Abstract

Industrial Cyber-Physical Systems (ICPS) expect assurances of timely delivery of data even during the occurrence of distinct faults. It is a challenge to manage the required bandwidth by providing resilience to link failures and dynamically changing bandwidth requirements. In this paper, we address the aforementioned challenge by exploring Software-Defined Networks (SDN). We present a framework coined SDN-RMbw (Software-Defined Networking Resilience Management for Bandwidth), which is a contract-based framework, where the components are bound to bandwidth contracts and a resilience manager. The bandwidth contracts state the bandwidth requirements of traffic flows. With each such contract, a monitor is associated, which is responsible to detect two events, run-time changes and link failures. Directly after receiving the event trigger reports from the monitor, new routes are calculated by a path-finding algorithm.

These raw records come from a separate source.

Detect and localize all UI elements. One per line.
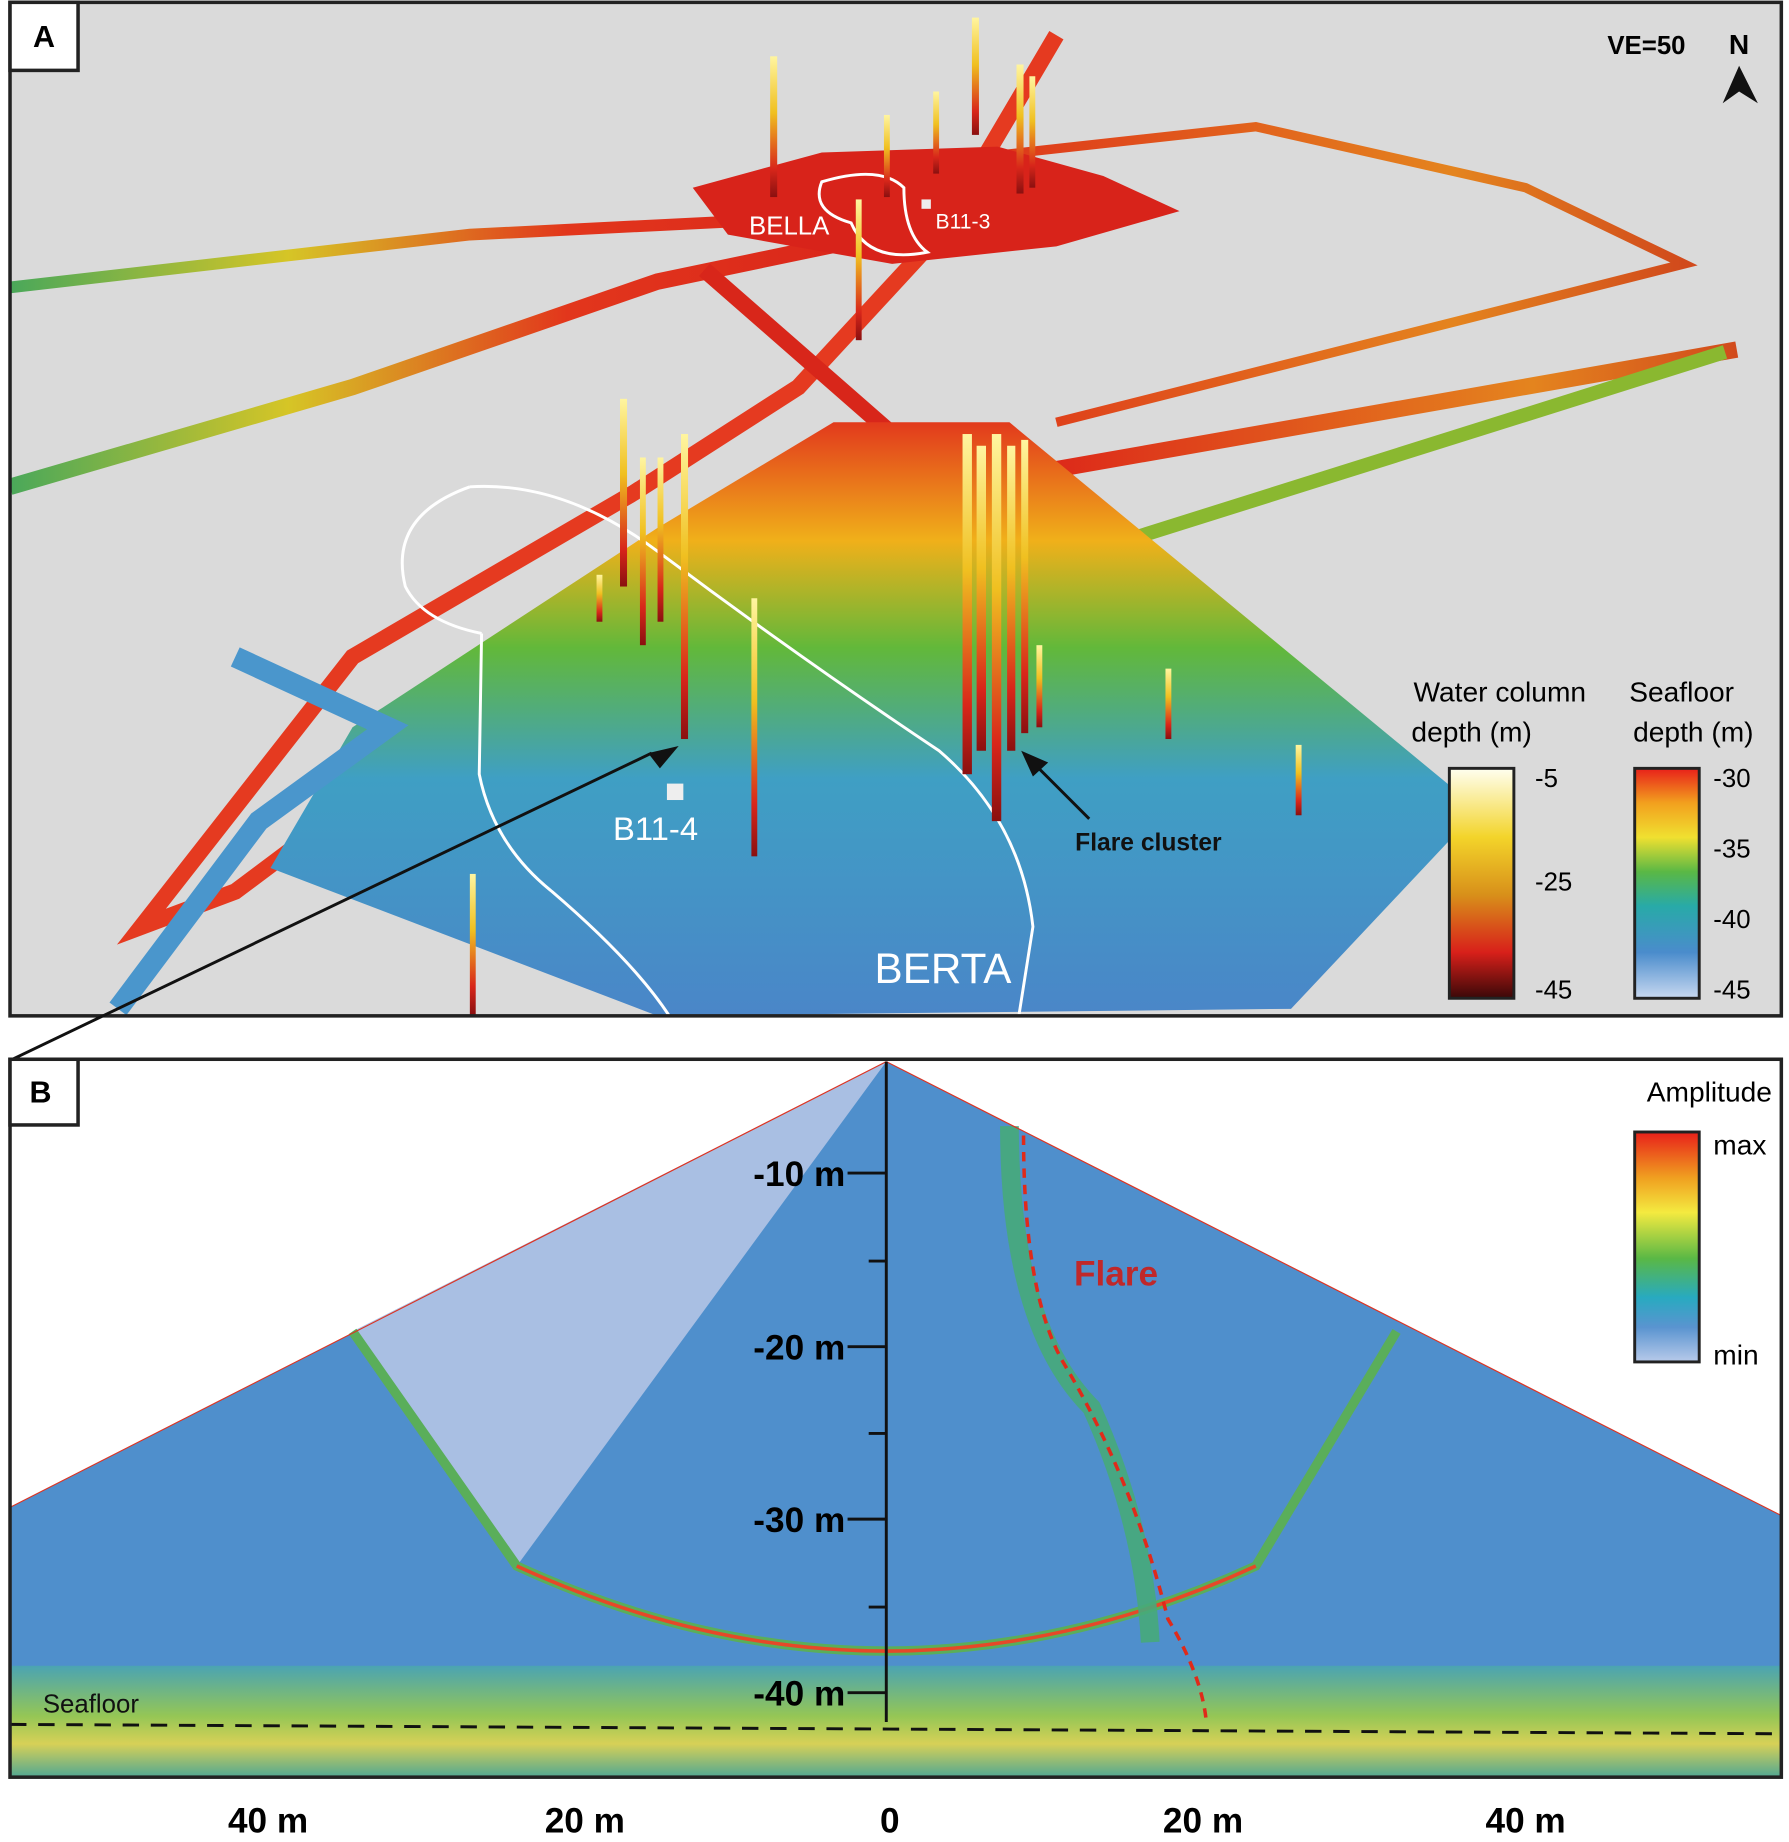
berta-outline (400, 484, 1035, 1016)
range-tick-label: 0 (880, 1801, 900, 1837)
legend-tick: max (1713, 1129, 1766, 1160)
panel-label-box (8, 1057, 80, 1127)
survey-track (10, 214, 941, 495)
well-marker (921, 199, 931, 209)
colorbar (1447, 766, 1516, 1000)
seafloor-label: Seafloor (43, 1691, 139, 1719)
legend-tick: -45 (1535, 976, 1572, 1004)
legend-tick: -40 (1713, 906, 1750, 934)
legend-title: Water column (1414, 676, 1587, 707)
annotation: Flare cluster (1075, 829, 1222, 856)
seafloor-band (10, 1665, 1782, 1778)
depth-axis-ticks (847, 1171, 887, 1695)
site-label: BELLA (749, 213, 830, 241)
range-tick-label: 40 m (1486, 1801, 1566, 1837)
flare-echo (1000, 1126, 1160, 1643)
colorbar (1633, 766, 1701, 1000)
colorbar (1633, 1130, 1701, 1364)
flares (469, 17, 1302, 1015)
legend-title: depth (m) (1411, 716, 1531, 747)
survey-track (1054, 341, 1739, 478)
survey-track (1089, 345, 1728, 559)
legend-title: depth (m) (1633, 716, 1753, 747)
flare-trace (1021, 1135, 1209, 1725)
arrow (1029, 759, 1091, 820)
panel-a: BELLA B11-3 B11-4 BERTA Flare cluster A … (8, 0, 1784, 1018)
survey-track (109, 647, 409, 1016)
site-label: BERTA (875, 945, 1013, 992)
legend-tick: -5 (1535, 765, 1558, 793)
legend-tick: -25 (1535, 868, 1572, 896)
depth-tick-label: -40 m (753, 1675, 845, 1714)
range-tick-label: 40 m (228, 1801, 308, 1837)
panel-label: A (33, 20, 55, 54)
flare-label: Flare (1074, 1255, 1158, 1294)
sonar-fan (10, 1061, 1782, 1778)
range-tick-label: 20 m (1163, 1801, 1243, 1837)
panel-b: -10 m -20 m -30 m -40 m Flare Seafloor B… (8, 1057, 1784, 1840)
range-labels: 40 m 20 m 0 20 m 40 m (228, 1801, 1566, 1840)
legend-tick: min (1713, 1339, 1758, 1370)
panel-label: B (30, 1076, 52, 1110)
vertical-exaggeration: VE=50 (1607, 32, 1685, 60)
bathymetry: BELLA B11-3 B11-4 BERTA Flare cluster (10, 17, 1739, 1016)
connector-line (11, 751, 653, 1061)
depth-tick-label: -10 m (753, 1155, 845, 1194)
fan-edge (886, 1061, 1782, 1517)
range-tick-label: 20 m (545, 1801, 625, 1837)
legend-title: Amplitude (1647, 1076, 1772, 1107)
fan-edge (10, 1061, 887, 1508)
depth-labels: -10 m -20 m -30 m -40 m (753, 1155, 845, 1714)
sonar-inner (352, 1061, 887, 1567)
arrow-head (648, 746, 679, 769)
depth-tick-label: -20 m (753, 1329, 845, 1368)
panel-b-border (8, 1057, 1784, 1779)
bella-survey (692, 146, 1180, 264)
berta-survey (270, 422, 1479, 1016)
well-label: B11-3 (936, 211, 991, 234)
well-marker (666, 783, 684, 801)
legend-tick: -30 (1713, 765, 1750, 793)
well-label: B11-4 (613, 810, 698, 847)
panel-a-border (8, 0, 1784, 1018)
seafloor-line (10, 1722, 1782, 1736)
survey-track (915, 121, 1698, 427)
panel-label-box (8, 0, 80, 73)
north-label: N (1729, 29, 1749, 60)
depth-tick-label: -30 m (753, 1501, 845, 1540)
north-arrow (1722, 65, 1758, 104)
arrow-head (1021, 750, 1049, 777)
sonar-image (10, 1061, 1782, 1778)
legend-title: Seafloor (1629, 676, 1734, 707)
legend-tick: -35 (1713, 836, 1750, 864)
legend-tick: -45 (1713, 976, 1750, 1004)
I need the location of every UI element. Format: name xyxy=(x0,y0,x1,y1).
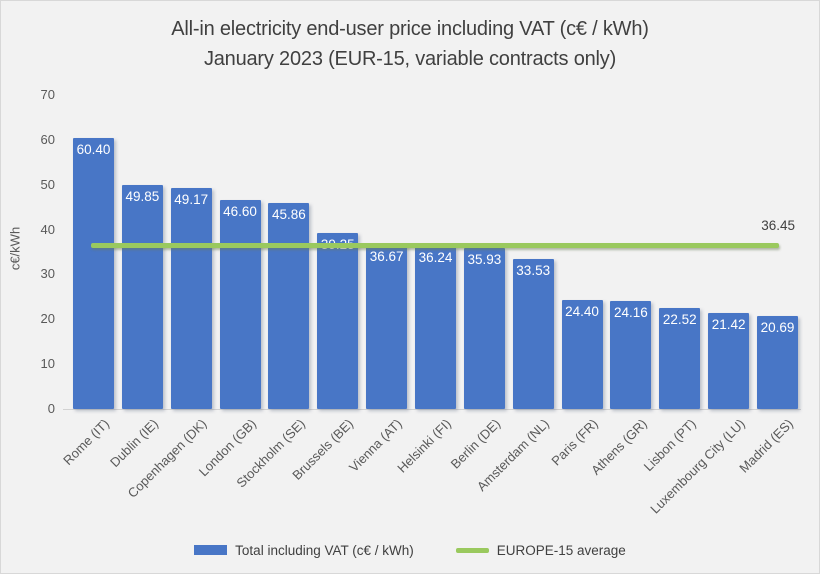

Based on newly calculated routes, an observer detects whether the contract requirements are still satisfied, or the contract gets violated (termed as fault). To provide resilience to such faults in the network, a resilience manager integrated with control logic decides and executes a suitable response strategy. The proposed SDN-based framework aims at providing fault-resilience as well as adapting to different network-state changes. The proposed framework is evaluated using a Ryu SDN controller on a hardware testbed. Our results show that the proposed framework provides enhanced network resilience as compared to baseline mechanisms and improves the success rate up to 21% and bandwidth up to 111 Mbps under distinct network scenarios. Furthermore, extensive experimental emulations on the Mininet tool depicts the scalability of the proposed framework.